The solution to shrinking rate base, distributed energy resources, and demand management, he writes, is to provide a reasonable markup on the cost of goods and services. The utility becomes an energy facilitator rather than only a builder of things to be capitalized for 30 or more years.

It is nice to imagine such a world: utilities wouldn’t care if consumers wanted to build their own power generating resources. Excess power produced by those resources and absorbed by the grid would be served with a markup and sold to other customers. Similarly, demand management could be acquired and marked up whether it is dispatchable (demand response) or undispatchable (energy efficiency).

Leveling the Field

Perhaps this is a way to level the playing field with renewable power supplies. Consider how energy efficiency gets the shaft compared to renewable resources. Renewable supply-side resources still required half the cost of delivered energy, which is, the grid. Efficiency requires nothing. Efficiency displaces everything from the coal mine to the meter. To get a tax break for efficiency, you have to build a new building, and it has to consume 50% less than a code-compliant building – and for this four-minute-mile equivalent, you get a dime, which when I was a kid, you could buy a Sunrise strawberry soda in a returnable glass bottle[1].

 

T = Transmission

D = Distribution

G = Generation

O&M = Operations, maintenance, fuel

Still another alternative to the outdated cost-of-service model is to capitalize services such as demand management. Rather than providing zero incentive for utilities to do efficiency, services provided to displace supply-side resources can be rolled into the rate base. Illinois is one example where utilities are allowed to do this.
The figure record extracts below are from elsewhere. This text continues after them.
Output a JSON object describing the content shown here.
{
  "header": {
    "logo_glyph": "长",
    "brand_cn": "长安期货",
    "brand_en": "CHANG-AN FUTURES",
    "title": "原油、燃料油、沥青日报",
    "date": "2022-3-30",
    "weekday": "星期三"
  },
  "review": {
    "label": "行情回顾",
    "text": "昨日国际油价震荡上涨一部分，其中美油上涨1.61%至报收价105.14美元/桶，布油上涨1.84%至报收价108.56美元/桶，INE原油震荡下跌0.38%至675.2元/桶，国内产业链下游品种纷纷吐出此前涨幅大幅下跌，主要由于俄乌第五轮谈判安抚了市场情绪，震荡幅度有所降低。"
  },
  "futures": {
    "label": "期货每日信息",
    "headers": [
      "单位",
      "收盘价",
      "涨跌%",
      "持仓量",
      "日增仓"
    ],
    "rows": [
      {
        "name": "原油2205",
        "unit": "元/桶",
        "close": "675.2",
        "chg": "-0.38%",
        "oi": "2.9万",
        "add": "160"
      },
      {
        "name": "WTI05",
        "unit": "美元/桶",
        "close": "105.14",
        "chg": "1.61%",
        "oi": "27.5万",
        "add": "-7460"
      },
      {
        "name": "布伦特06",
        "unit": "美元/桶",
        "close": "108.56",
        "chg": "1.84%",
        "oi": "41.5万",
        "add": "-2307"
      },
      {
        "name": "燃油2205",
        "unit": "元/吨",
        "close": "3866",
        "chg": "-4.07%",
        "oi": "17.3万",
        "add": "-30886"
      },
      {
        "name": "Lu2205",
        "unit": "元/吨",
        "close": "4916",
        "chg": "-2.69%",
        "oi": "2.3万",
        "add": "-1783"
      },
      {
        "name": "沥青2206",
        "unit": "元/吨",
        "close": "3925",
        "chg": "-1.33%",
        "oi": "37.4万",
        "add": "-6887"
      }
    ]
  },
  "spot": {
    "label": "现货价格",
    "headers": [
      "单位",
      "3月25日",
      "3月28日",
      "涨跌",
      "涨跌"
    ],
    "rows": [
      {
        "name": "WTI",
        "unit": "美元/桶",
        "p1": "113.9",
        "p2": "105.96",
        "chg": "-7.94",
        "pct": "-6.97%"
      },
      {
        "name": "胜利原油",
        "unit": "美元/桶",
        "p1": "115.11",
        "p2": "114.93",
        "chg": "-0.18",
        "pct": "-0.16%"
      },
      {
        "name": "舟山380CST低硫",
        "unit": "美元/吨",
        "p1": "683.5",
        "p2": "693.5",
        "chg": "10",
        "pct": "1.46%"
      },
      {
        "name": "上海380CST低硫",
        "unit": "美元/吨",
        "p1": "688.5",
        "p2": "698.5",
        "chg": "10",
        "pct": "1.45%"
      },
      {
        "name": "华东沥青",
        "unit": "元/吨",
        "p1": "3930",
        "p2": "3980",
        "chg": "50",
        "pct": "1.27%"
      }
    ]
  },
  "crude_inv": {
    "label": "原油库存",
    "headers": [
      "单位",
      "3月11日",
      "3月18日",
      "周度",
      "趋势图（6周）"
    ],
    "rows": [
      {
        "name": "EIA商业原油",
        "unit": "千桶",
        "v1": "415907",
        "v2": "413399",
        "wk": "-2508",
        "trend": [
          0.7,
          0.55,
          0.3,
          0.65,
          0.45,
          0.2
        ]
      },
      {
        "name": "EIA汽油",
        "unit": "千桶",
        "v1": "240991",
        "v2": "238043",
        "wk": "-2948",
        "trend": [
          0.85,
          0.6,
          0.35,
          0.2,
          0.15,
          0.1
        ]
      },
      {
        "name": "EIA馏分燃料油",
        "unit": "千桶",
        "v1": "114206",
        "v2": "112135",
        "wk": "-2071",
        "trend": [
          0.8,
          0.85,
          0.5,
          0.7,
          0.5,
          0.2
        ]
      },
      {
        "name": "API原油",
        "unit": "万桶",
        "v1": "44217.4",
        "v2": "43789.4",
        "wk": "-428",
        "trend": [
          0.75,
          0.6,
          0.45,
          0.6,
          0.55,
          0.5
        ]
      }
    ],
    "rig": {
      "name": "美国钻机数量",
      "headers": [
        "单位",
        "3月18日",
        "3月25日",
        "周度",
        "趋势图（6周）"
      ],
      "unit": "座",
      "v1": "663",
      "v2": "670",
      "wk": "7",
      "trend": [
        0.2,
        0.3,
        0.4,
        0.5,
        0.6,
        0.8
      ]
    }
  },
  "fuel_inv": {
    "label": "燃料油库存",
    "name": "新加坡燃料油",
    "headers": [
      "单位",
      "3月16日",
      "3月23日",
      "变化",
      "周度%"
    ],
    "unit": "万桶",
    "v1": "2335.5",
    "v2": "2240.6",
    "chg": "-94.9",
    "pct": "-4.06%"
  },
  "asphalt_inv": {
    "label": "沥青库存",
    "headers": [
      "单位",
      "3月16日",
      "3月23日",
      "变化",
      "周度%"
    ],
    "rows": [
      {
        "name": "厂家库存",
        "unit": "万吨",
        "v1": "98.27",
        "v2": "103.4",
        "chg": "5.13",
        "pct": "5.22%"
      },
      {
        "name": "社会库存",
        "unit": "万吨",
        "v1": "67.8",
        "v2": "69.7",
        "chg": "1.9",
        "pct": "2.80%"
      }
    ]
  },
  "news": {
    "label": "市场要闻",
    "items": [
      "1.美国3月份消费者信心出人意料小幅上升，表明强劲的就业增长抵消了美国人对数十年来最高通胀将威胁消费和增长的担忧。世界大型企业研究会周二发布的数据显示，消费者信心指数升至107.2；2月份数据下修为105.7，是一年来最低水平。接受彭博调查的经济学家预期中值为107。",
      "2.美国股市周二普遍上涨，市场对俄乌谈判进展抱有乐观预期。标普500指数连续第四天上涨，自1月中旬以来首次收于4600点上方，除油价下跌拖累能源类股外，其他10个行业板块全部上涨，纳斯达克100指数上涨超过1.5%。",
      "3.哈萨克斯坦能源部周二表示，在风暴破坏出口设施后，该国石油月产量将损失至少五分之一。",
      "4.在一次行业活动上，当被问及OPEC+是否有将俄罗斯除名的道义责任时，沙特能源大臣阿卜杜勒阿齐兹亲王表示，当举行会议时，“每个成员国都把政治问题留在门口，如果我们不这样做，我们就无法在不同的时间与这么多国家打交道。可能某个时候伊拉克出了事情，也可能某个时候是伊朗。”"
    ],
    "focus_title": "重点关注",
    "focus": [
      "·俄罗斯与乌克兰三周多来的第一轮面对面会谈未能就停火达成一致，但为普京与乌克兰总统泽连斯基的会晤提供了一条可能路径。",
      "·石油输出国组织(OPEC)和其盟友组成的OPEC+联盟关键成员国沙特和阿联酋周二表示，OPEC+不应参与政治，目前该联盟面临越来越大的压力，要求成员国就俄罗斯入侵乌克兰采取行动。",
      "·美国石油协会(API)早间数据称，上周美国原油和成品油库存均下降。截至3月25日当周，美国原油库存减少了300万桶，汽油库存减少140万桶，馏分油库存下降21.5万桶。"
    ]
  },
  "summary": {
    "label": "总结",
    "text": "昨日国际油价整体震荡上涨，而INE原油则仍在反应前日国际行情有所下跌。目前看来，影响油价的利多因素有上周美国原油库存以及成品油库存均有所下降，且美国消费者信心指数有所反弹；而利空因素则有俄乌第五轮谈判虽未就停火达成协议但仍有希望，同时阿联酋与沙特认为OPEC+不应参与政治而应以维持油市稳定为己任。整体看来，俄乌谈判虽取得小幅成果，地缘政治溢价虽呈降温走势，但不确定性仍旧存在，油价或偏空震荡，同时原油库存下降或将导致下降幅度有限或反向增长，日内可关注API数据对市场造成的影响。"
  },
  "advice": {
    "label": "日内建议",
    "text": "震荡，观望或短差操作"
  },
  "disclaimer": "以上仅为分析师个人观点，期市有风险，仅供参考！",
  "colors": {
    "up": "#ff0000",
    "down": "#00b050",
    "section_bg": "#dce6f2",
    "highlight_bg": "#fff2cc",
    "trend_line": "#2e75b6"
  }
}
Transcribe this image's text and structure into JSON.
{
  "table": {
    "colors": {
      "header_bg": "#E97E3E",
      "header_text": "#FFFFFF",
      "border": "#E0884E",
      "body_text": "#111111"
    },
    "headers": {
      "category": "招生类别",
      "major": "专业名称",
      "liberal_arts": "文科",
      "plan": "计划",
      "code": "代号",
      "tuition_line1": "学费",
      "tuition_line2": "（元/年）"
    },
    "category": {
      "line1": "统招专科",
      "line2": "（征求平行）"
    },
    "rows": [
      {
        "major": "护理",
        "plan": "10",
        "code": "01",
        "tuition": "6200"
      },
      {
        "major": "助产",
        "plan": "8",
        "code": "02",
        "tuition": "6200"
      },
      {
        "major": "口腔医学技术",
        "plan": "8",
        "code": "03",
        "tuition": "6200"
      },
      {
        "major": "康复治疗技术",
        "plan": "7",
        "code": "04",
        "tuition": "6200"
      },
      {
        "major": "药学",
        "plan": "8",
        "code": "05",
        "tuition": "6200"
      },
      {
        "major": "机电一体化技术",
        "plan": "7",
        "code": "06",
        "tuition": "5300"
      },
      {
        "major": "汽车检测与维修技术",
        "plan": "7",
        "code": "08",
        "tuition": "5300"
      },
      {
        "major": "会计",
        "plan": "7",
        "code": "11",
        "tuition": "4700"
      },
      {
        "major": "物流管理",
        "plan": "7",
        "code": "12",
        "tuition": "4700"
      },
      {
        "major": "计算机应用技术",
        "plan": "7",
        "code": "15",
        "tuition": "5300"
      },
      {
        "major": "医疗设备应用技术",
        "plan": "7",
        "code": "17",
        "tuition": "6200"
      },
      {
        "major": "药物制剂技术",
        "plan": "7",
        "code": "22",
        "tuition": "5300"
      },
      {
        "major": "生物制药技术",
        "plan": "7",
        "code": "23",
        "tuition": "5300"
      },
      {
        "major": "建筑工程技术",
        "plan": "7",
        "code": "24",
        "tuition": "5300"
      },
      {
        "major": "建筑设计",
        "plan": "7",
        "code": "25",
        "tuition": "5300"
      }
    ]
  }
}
Alternatives Will be Challenging

Unbundling utility services will pose a fair challenge for consumers and businesses, not unlike unbundling cable and internet. There are many alternatives to cable TV these days.

Cable companies provide TV and internet over the same wire. The incremental cost to add television programming to an internet connection is cost competitive with internet only and buying some other TV programming alternative. I choose to not mess with that, but I thank the millions of people who do because it lowers my programming costs through competition. Will this come to utilities anytime soon? Could be.

 

[1] Only slight facetiousness. The four-minute-mile was a long-time barrier in track and field.